When I came to, I was shackled against a wall, restraints holding my upper body in place. I blinked a few times; the room swimming in and out of focus. I managed to narrow my gaze on the same woman that had been choking me. She turned her head and gave me a brief but smug smile when she heard me shift my feet.

"You have to let me go..." I croaked, struggling to break free from my bonds. "There's been a mistake, I'm not who you think!"

She examined each black-painted, perfectly sharpened fingernail before giving me any attention. 

"I know exactly who you are, Ariah. Recreaze-Vallia traitor? Liaison to the Halyix?" She spat out the words, calmly walking over to where I was trussed up. 

"What?! No!" I screamed, frightened, everything I had been trained to do like keeping my head and assessing the situation flying out the window.

The woman yanked a handgun off a table as she walked past, heading toward me with a scarily calm expression on her face. "Listen. Listen! Listen to me!" I screamed. "I'm not who you think!" 

She looked at me pityingly.

"Sweetie, I'd save your last words for something important. Loving words for family members, perhaps? Oh—that's right, I forgot you didn't have any. Unfortunately, there's nothing that can pardon a traitor. The moment you stepped foot here, you were already dead." She pressed her lips against my ear, whispering those last two words. Then she sat back on her heels and smiled.

"But, I thought I'd save the honour for someone else.
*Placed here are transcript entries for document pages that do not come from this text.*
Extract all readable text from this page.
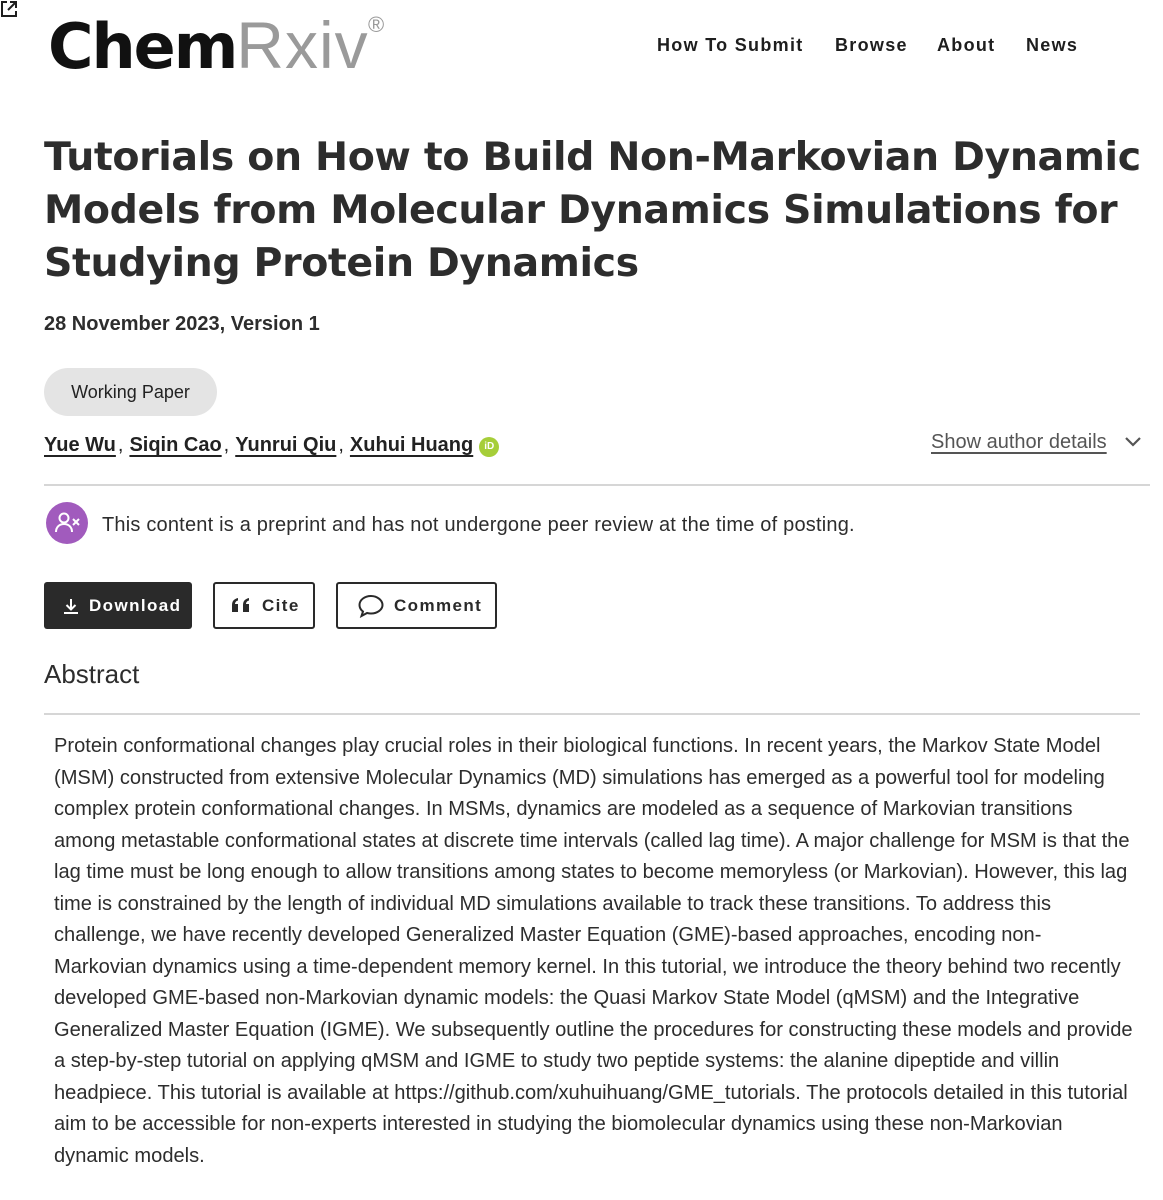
ChemRxiv ®
How To Submit Browse About News
Tutorials on How to Build Non-Markovian Dynamic Models from Molecular Dynamics Simulations for Studying Protein Dynamics
28 November 2023, Version 1
Working Paper
Yue Wu , Siqin Cao , Yunrui Qiu , Xuhui Huang iD	Show author details
This content is a preprint and has not undergone peer review at the time of posting.
Download	Cite	Comment
Abstract

Protein conformational changes play crucial roles in their biological functions. In recent years, the Markov State Model (MSM) constructed from extensive Molecular Dynamics (MD) simulations has emerged as a powerful tool for modeling complex protein conformational changes. In MSMs, dynamics are modeled as a sequence of Markovian transitions among metastable conformational states at discrete time intervals (called lag time). A major challenge for MSM is that the lag time must be long enough to allow transitions among states to become memoryless (or Markovian). However, this lag time is constrained by the length of individual MD simulations available to track these transitions. To address this challenge, we have recently developed Generalized Master Equation (GME)-based approaches, encoding non-Markovian dynamics using a time-dependent memory kernel. In this tutorial, we introduce the theory behind two recently developed GME-based non-Markovian dynamic models: the Quasi Markov State Model (qMSM) and the Integrative Generalized Master Equation (IGME). We subsequently outline the procedures for constructing these models and provide a step-by-step tutorial on applying qMSM and IGME to study two peptide systems: the alanine dipeptide and villin headpiece. This tutorial is available at https://github.com/xuhuihuang/GME_tutorials. The protocols detailed in this tutorial aim to be accessible for non-experts interested in studying the biomolecular dynamics using these non-Markovian dynamic models.
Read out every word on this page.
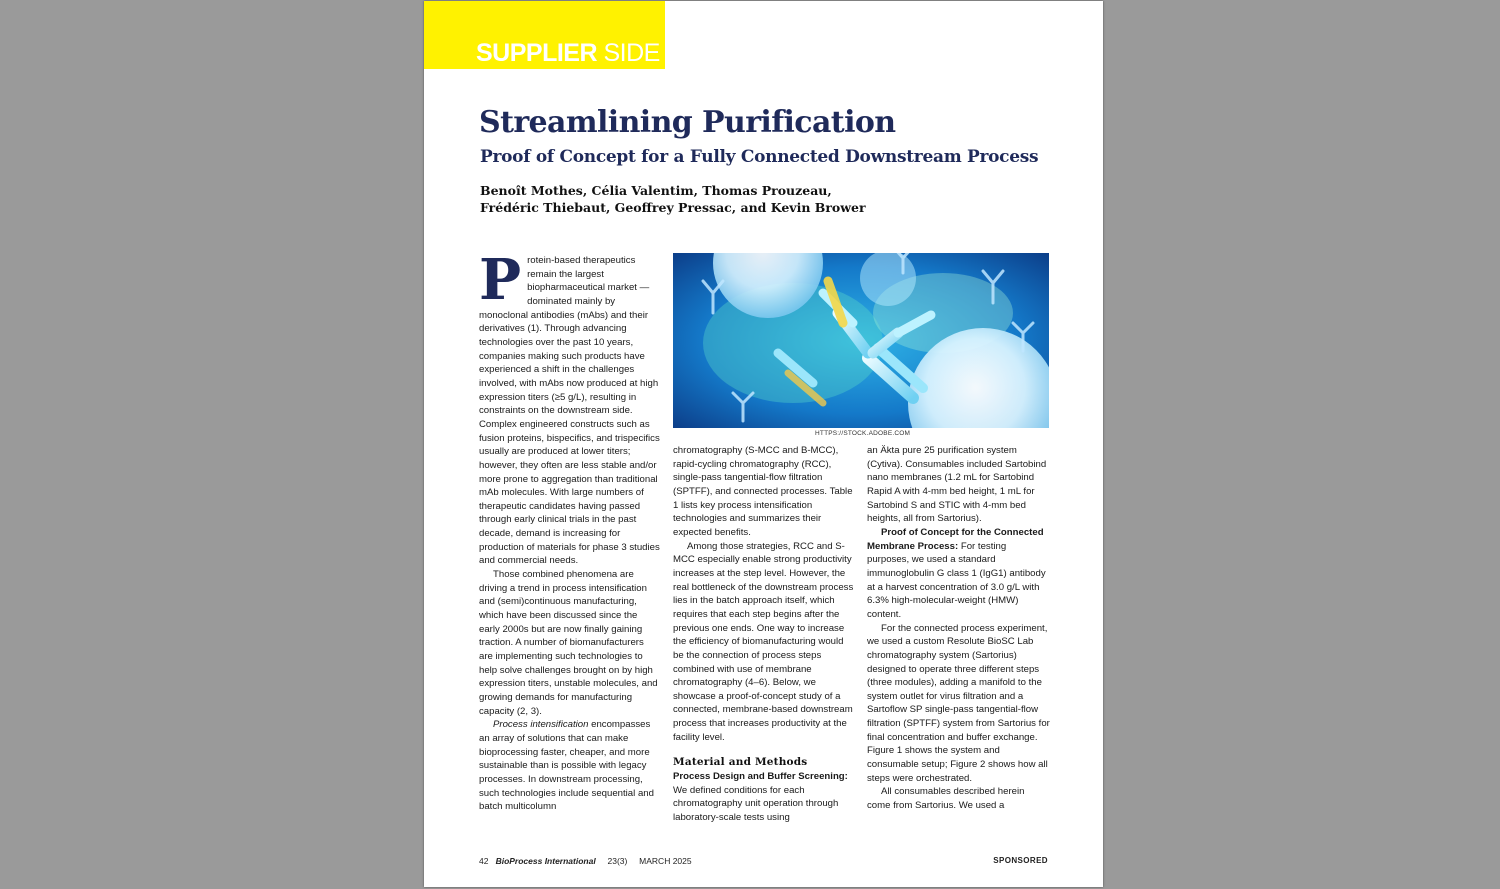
SUPPLIER SIDE
Streamlining Purification
Proof of Concept for a Fully Connected Downstream Process
Benoît Mothes, Célia Valentim, Thomas Prouzeau,
Frédéric Thiebaut, Geoffrey Pressac, and Kevin Brower
P rotein-based therapeutics remain the largest biopharmaceutical market — dominated mainly by monoclonal antibodies (mAbs) and their derivatives (1). Through advancing technologies over the past 10 years, companies making such products have experienced a shift in the challenges involved, with mAbs now produced at high expression titers (≥5 g/L), resulting in constraints on the downstream side. Complex engineered constructs such as fusion proteins, bispecifics, and trispecifics usually are produced at lower titers; however, they often are less stable and/or more prone to aggregation than traditional mAb molecules. With large numbers of therapeutic candidates having passed through early clinical trials in the past decade, demand is increasing for production of materials for phase 3 studies and commercial needs.

Those combined phenomena are driving a trend in process intensification and (semi)continuous manufacturing, which have been discussed since the early 2000s but are now finally gaining traction. A number of biomanufacturers are implementing such technologies to help solve challenges brought on by high expression titers, unstable molecules, and growing demands for manufacturing capacity (2, 3).

Process intensification encompasses an array of solutions that can make bioprocessing faster, cheaper, and more sustainable than is possible with legacy processes. In downstream processing, such technologies include sequential and batch multicolumn

HTTPS://STOCK.ADOBE.COM

chromatography (S-MCC and B-MCC), rapid-cycling chromatography (RCC), single-pass tangential-flow filtration (SPTFF), and connected processes. Table 1 lists key process intensification technologies and summarizes their expected benefits.

Among those strategies, RCC and S-MCC especially enable strong productivity increases at the step level. However, the real bottleneck of the downstream process lies in the batch approach itself, which requires that each step begins after the previous one ends. One way to increase the efficiency of biomanufacturing would be the connection of process steps combined with use of membrane chromatography (4–6). Below, we showcase a proof-of-concept study of a connected, membrane-based downstream process that increases productivity at the facility level.

Material and Methods

Process Design and Buffer Screening: We defined conditions for each chromatography unit operation through laboratory-scale tests using

an Äkta pure 25 purification system (Cytiva). Consumables included Sartobind nano membranes (1.2 mL for Sartobind Rapid A with 4-mm bed height, 1 mL for Sartobind S and STIC with 4-mm bed heights, all from Sartorius).

Proof of Concept for the Connected Membrane Process: For testing purposes, we used a standard immunoglobulin G class 1 (IgG1) antibody at a harvest concentration of 3.0 g/L with 6.3% high-molecular-weight (HMW) content.

For the connected process experiment, we used a custom Resolute BioSC Lab chromatography system (Sartorius) designed to operate three different steps (three modules), adding a manifold to the system outlet for virus filtration and a Sartoflow SP single-pass tangential-flow filtration (SPTFF) system from Sartorius for final concentration and buffer exchange. Figure 1 shows the system and consumable setup; Figure 2 shows how all steps were orchestrated.

All consumables described herein come from Sartorius. We used a

42 BioProcess International 23(3) MARCH 2025	SPONSORED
How do you feel about that, Ariah? You'll be a key piece in the training of a future agent. Paving the path to a brighter future of the family. Remember? The Recreaze-Vallia family will kill you. Aww, don't look so sad. At least you died for the greater cause."

The woman glanced at something out of my field of vision, that my restraints prevented me from seeing. I heard another pair of footsteps, and then the woman gave the gun to someone I still couldn't see.

She brushed a piece of hair out of my face, still grinning. "Ariah? Meet Myra."